What could we expect yesterday? Tsang could not at one stroke restore stability and sanity to a property market that has locked half of the city into a price spiral, with the other half locked out. He has said, often enough and rightly, that in trying to make housing more affordable, the government has to be careful not to adopt measures that risk destabilising the market. The pledge to make land available for 20,000 private residential flats a year for 10 years, to be overseen by a committee headed by the financial secretary, is a measured attempt to ensure market stability. The provision of 5,000 small and medium-sized flats for the 'sandwich class' under a rent-for-purchase scheme that subsidises first-time buyers is an acceptable intervention in present market conditions.

We still need more vision.

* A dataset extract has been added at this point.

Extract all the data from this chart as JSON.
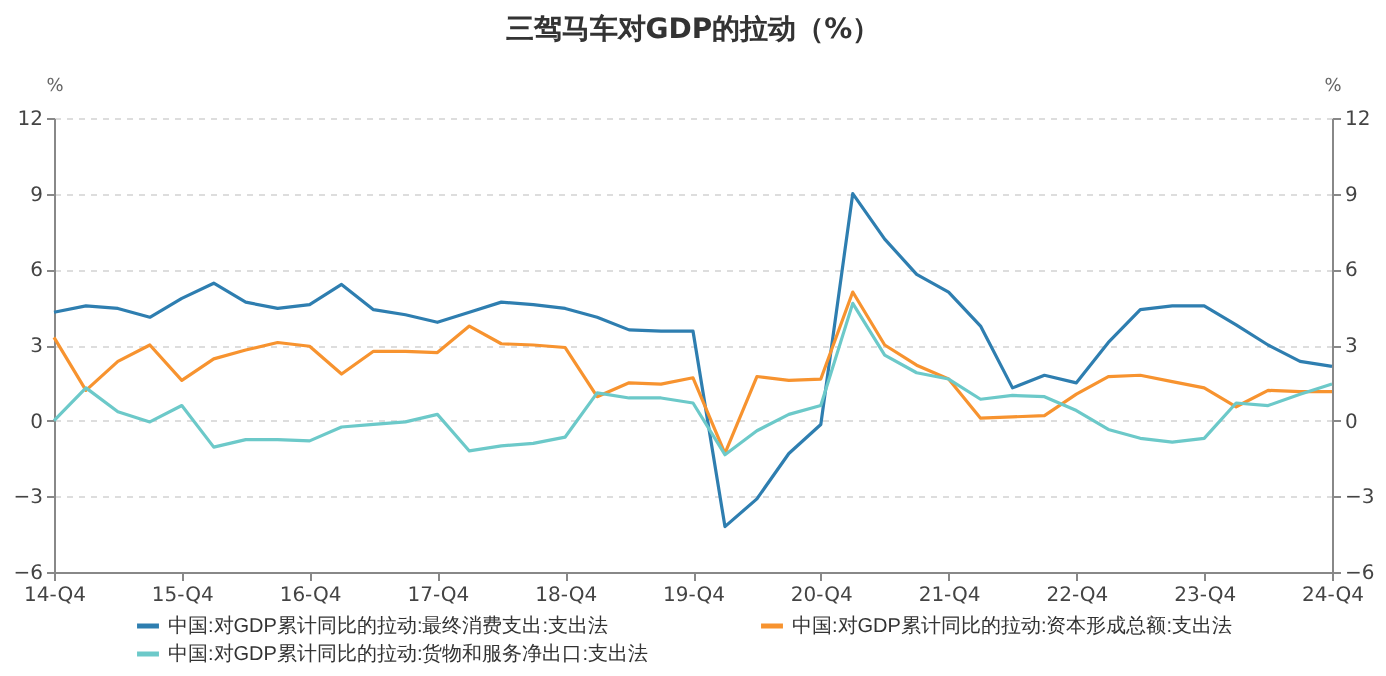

Such measures will buy time and political breathing space until cyclical factors like interest rates weaken demand and prices. Sustainable land and property market policies in an open economy that is now a magnet to cashed-up mainlanders, is another big issue left to Tsang's successor; likewise the growing wealth gap, despite increased assistance to low income families through subsidies and a welfare safety-net fund financed by the government and the business sector.

That said, the lack of vision is partly our fault as well as that of the government. The community has in recent years come to expect policy addresses and budgets to be times of handouts. We talk of the need for vision to solve problems, but are too easily dissuaded from accepting the long-term challenge by reactive, short-term fixes and sweeteners. Also, vocal opposition from various interest groups too easily deters officials from pursuing the policy programmes Hong Kong needs. As a result, our city has not dealt with issues underlying housing, economic diversification, ageing and health.

Tsang notes that while Hong Kong has emerged in better shape than most places from the global financial crisis, it faces increasing risk to its open economy from asset bubbles, fragile recovery and sovereign debt elsewhere. That is a reminder that we cannot keep putting off the hard choices needed to realise the ideal of a prosperous, fair society that remains resilient to external shocks.